A senior Live Nation executive said the deal “looks more like a defensive move” against AEG, Live Nation's biggest competitor as a nationwide concert promoter, according to the complaint.
The Justice Department also accused Live Nation of anticompetitive behavior with Oak View Group, a venue company co-founded by Live Nation's former executive chairman. That company has avoided bidding against Live Nation when it comes to working with artists, and has influenced concert venues to sign deals with Ticketmaster, the government alleges.
In 2016, Live Nation's CEO complained in an email that Oak View Group had offered to promote an artist who had previously worked with Live Nation. According to the government, the Oak View Group backed down.
“Our guys have gotten a little ahead of themselves,” its CEO responded in an email, according to the lawsuit. “Everyone knows we don't promote and only tour with Live Nation.”
A representative for Oak View Group declined to comment on the lawsuit.
The lawsuit also highlights the differences between the concert business in the United States, where venues tend to have exclusive agreements with ticketing companies, and in other parts of the world, where venues have “open” agreements that allow for competition between those sells tickets.
“Today, fans pay more in America for tickets to live music concerts than in other parts of the world,” the complaint reads.
The Justice Department's latest investigation into Live Nation began in 2022. Live Nation has simultaneously ramped up its lobbying efforts, spending $2.4 million on federal lobbying in 2023, up from $1.25 million in 2021, according to documents available through the independent website OpenSecrets.
In April, the company co-hosted a lavish party in Washington ahead of the annual White House Correspondents' Association dinner, which featured a performance by country singer Jelly Roll and cocktail napkins displaying positive facts about Live's impact Nation on the economy, like the billions he says he pays to artists.

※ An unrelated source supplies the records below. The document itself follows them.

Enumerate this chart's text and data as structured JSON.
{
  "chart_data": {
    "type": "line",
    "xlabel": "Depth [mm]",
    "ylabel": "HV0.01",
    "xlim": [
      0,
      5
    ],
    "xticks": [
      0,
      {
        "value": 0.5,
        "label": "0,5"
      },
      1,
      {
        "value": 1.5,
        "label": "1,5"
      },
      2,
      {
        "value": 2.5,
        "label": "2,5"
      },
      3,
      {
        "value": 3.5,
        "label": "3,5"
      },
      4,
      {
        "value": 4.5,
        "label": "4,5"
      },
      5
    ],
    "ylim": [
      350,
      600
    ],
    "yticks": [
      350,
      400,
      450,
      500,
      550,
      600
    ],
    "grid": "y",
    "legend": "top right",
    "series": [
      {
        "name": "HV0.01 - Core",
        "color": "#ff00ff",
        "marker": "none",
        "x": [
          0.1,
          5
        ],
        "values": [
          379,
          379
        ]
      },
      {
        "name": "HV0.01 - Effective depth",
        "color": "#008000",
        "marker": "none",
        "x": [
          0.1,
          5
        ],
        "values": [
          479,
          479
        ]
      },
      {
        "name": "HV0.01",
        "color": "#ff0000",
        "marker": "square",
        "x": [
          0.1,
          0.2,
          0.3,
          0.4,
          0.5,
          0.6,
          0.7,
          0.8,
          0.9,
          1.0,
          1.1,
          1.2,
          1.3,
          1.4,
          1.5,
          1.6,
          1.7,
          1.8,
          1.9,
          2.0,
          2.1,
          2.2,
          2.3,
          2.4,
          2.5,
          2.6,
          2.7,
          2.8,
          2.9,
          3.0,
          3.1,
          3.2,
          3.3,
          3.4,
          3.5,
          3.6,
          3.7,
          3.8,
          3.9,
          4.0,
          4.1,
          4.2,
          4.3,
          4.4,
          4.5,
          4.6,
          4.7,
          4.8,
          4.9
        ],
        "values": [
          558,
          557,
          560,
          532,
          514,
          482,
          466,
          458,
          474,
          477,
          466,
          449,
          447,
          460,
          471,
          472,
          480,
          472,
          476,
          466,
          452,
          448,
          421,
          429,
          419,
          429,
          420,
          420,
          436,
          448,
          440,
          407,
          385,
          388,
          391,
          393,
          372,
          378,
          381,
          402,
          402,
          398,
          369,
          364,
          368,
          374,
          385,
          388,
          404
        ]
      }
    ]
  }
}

Under pressure from the White House, Live Nation said in June that it would begin showing prices for shows at venues it owns that include all expenses, including incidentals. The Federal Trade Commission has proposed a rule that would ban hidden commissions.
The Justice Department's lawsuit has received praise from some fans.
Victoria Addison, a lifelong Swift fan, said she saw Live Nation's hold on the industry as the reason she couldn't get tickets to the star's Eras Tour. “I love Taylor so much, but I can't justify spending thousands more on tickets,” Ms. Addison said.
“It's about time,” said Justin Ward, who runs a blog about live music. “I have no idea why the original merger was allowed to happen.”
Julia Jacobs contributed reporting from New York.